B. Scalability Tradeoff
The scalability of GNNs is gained at the price of corrupting graph completeness. Whether using sampling or clustering, a model will lose part of the graph information. By sampling, a node may miss its influential neighbors. By clustering, a graph may be deprived of a distinct structural pattern. How to tradeoff algorithm scalability and graph integrity could be a future research direction.
C. Heterogenity
The majority of current GNNs assume homogeneous graphs. It is difficult to directly apply current GNNs to heterogeneous graphs, which may contain different types of nodes and edges or different forms of node and edge inputs, such as images and text.
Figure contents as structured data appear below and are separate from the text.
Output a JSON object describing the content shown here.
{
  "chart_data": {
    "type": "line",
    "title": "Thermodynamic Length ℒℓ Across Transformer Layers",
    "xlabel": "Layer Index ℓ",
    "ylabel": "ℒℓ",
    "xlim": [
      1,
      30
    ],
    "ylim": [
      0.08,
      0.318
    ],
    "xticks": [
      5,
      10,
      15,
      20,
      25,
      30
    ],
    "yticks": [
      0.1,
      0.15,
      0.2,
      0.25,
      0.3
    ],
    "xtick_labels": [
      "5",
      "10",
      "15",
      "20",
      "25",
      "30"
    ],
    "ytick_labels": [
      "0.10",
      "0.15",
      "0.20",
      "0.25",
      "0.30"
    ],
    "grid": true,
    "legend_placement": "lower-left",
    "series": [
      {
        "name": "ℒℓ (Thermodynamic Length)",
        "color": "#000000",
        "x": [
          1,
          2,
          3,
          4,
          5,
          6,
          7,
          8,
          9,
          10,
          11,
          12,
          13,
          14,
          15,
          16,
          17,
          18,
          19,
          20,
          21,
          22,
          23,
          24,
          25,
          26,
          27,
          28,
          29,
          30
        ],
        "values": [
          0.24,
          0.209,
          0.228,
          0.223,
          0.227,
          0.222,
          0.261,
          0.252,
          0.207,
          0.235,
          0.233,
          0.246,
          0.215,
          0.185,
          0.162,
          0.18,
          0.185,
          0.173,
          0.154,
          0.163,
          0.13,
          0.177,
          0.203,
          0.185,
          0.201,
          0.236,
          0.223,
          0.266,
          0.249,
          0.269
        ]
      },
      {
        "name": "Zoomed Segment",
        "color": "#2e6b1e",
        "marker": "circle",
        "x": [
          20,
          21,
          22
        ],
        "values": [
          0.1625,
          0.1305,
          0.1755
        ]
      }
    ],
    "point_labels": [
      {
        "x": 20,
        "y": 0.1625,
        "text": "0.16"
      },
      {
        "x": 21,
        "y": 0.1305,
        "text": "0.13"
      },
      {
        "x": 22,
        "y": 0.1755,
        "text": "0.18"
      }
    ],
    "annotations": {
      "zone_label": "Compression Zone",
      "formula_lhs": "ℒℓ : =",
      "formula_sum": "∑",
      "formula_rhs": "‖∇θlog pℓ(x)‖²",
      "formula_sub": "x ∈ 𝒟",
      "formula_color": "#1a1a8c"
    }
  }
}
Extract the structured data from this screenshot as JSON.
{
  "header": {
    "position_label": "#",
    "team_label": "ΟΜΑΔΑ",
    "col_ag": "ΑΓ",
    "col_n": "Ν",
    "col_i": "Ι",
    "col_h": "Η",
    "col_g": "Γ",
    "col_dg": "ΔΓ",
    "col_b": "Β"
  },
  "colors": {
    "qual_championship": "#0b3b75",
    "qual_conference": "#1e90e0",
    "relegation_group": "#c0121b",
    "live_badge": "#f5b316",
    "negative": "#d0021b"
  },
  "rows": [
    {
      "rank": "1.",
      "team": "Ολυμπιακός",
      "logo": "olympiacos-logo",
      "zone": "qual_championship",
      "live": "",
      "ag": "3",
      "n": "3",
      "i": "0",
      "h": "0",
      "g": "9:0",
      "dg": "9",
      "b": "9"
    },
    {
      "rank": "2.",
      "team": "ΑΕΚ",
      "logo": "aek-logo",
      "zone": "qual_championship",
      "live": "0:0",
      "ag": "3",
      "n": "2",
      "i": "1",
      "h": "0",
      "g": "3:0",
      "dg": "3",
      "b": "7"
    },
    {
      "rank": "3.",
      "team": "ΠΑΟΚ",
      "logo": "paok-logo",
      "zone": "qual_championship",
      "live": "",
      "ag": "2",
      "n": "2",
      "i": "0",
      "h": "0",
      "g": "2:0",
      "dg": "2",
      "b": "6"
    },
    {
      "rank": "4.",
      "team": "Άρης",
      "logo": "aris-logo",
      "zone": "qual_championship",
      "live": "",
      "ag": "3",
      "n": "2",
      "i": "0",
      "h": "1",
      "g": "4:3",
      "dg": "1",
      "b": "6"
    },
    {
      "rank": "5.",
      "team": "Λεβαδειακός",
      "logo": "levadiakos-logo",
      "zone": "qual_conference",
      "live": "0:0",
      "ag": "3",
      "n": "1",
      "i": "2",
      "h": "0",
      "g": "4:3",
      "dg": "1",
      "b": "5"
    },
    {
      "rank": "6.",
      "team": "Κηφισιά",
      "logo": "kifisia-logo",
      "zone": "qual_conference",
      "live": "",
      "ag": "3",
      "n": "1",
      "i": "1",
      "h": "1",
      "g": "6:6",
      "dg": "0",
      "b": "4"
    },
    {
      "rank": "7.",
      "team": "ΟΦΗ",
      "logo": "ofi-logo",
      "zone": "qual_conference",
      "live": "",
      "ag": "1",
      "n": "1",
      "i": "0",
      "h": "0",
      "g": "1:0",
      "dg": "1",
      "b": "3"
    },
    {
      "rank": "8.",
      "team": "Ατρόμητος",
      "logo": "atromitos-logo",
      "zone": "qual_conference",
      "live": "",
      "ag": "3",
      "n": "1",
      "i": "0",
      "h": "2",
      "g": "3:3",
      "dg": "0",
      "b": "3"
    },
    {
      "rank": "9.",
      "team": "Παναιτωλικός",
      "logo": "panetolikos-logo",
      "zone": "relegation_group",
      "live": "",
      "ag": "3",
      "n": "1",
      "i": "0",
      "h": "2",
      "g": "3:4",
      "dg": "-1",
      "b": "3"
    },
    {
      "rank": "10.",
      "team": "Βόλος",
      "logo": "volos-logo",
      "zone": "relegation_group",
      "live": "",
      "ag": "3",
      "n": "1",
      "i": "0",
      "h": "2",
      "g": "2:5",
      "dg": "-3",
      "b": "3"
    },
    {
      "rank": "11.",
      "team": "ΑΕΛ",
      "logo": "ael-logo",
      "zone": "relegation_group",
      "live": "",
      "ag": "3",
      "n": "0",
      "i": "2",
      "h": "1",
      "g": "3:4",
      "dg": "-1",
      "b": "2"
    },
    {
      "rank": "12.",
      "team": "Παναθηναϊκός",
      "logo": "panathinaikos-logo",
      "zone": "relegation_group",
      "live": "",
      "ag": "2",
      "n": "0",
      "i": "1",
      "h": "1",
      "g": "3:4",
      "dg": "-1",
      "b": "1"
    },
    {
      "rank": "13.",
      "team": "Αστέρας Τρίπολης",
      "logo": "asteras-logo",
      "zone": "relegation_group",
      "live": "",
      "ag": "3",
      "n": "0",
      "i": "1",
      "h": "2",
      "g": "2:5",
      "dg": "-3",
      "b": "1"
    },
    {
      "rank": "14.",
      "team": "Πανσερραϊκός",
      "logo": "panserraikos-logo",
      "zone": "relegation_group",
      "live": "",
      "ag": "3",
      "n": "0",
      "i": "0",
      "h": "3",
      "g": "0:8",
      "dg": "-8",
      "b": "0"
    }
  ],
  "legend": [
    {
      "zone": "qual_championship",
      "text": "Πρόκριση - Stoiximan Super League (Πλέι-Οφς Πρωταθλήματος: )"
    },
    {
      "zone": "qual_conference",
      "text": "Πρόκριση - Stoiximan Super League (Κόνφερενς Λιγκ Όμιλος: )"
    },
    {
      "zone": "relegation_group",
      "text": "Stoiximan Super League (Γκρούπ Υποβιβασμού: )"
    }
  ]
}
Therefore, new methods should be developed to handle heterogeneous graphs.
D. Dynamicity
Graphs are, in nature, dynamic in a way that nodes or edges may appear or disappear and that node/edge inputs may change time by time. New graph convolutions are needed to adapt to the dynamicity of graphs. Although the dynamicity of graphs can be partly addressed by STGNNs, few of them consider how to perform graph convolutions in the case of dynamic spatial relations.
Conclusion
In this article, we conduct a comprehensive overview of GNNs. We provide a taxonomy that groups GNNs into four categories: RecGNNs, ConvGNNs, GAEs, and STGNNs. We provide a thorough review, comparisons, and summarizations of the methods within or between categories. Then, we introduce a wide range of applications of GNNs. Data sets, open-source codes, and model assessment for GNNs are summarized. Finally, we suggest four future directions for GNNs.